Recién al dar la vuelta a la esquina Elena miró hacia la vereda de enfrente. Él estaba apoyado contra el fresno de la verdulería, con esa extraña cualidad de reposo del felino que, aún relajado, está preparado para saltar sobre su presa. Sonreía y hablaba. La bicicleta del muchacho (azul y amarilla) estaba tirada en el piso, descuidadamente, como un objeto sin importancia. El vaquero desteñido, las zapatillas rojas con los cordones mal anudados, una apoyada suavemente contra el tronco. La chiquilina (estúpida) movía la cabeza negando y agitando su melena de miel (de paja), reía (zorra), la brisa movía la faldita tableada de escuela privada (zorra, zorra) y ella reía (zorra, zorra, zorra).

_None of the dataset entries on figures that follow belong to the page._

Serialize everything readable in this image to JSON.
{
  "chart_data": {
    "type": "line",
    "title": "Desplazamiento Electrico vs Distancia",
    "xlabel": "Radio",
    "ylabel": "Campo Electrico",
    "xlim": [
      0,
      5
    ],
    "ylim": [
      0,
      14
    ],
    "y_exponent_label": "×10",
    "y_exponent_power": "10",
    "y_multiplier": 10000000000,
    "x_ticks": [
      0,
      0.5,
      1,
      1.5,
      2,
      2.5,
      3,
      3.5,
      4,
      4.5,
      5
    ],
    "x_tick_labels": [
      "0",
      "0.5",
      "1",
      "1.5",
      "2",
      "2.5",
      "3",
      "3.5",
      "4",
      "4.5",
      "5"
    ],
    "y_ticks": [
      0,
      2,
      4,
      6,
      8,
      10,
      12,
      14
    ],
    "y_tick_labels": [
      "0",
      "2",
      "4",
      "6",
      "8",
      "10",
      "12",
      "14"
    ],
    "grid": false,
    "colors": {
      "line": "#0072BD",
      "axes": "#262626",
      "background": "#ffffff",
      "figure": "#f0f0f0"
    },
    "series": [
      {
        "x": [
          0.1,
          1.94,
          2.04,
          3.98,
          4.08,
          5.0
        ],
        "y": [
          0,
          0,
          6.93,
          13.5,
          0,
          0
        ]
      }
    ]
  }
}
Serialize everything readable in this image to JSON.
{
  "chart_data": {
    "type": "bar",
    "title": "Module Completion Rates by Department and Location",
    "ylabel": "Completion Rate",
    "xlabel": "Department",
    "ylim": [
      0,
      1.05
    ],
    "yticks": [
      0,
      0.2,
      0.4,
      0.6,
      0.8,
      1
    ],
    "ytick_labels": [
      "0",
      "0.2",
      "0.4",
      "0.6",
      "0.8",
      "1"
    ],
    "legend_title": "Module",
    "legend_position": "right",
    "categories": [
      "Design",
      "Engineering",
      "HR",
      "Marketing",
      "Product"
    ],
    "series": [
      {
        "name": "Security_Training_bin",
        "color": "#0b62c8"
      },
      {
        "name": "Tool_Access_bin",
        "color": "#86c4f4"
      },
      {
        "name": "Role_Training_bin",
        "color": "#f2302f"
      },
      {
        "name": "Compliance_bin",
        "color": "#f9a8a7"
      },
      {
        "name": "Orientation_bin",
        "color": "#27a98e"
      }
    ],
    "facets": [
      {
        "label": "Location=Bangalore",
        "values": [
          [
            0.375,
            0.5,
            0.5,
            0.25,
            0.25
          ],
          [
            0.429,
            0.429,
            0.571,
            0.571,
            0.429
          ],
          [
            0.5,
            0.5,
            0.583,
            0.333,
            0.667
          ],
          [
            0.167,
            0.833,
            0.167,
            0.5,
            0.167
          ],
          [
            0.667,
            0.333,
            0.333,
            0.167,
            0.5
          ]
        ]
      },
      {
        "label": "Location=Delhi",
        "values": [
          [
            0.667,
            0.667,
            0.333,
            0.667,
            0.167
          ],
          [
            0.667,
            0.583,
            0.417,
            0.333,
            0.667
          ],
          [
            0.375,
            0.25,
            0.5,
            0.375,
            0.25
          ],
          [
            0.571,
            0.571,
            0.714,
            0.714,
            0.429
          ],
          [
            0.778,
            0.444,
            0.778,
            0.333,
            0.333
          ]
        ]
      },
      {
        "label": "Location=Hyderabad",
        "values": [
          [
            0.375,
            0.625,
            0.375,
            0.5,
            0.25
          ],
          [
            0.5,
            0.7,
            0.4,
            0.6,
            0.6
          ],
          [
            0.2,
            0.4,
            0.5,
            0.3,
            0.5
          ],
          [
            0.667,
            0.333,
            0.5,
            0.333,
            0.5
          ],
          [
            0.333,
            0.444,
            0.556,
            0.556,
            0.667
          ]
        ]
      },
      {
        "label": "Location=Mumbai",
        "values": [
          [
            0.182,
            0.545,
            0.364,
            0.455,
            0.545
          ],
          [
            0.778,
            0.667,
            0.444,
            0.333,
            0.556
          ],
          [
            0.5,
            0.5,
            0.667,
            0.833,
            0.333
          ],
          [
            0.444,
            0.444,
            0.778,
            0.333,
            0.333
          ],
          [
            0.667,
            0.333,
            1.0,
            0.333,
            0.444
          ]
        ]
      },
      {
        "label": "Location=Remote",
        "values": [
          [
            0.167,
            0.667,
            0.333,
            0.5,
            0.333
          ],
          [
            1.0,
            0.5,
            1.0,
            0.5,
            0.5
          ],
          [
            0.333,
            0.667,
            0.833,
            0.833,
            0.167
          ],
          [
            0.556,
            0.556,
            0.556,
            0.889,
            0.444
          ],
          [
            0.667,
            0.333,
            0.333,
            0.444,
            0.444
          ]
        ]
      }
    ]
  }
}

Entonces, a Elena se le partió el corazón en dos pedazos.
De él, sólo tenía algunas breves charlas, un par de cumpleaños en los que coincidieron y él le dedicó miradas distraídas. Lo que más tenía era un puñado de risas y charlas femeninas, horas de inconexos diálogos sin más objeto que decir su nombre, escuchar su nombre. Lo acabo de ver pasar por la plaza, a las cinco lo ví con la raqueta entrando al club, ¿viste qué bien le queda la campera nueva?, y entonces me dijo: “hola, qué tal”.
Elena está observando su derrota, allí, a la sombra del fresno, y su derrota es tan contundente que ni siquiera puede gritar, enojarse, cruzar la calle y cazar al tigre con una flecha incendiaria justo en el corazón. Porque él a duras penas sabe que Elena existe, y eso la desarma de todos los arcos y fusiles del mundo.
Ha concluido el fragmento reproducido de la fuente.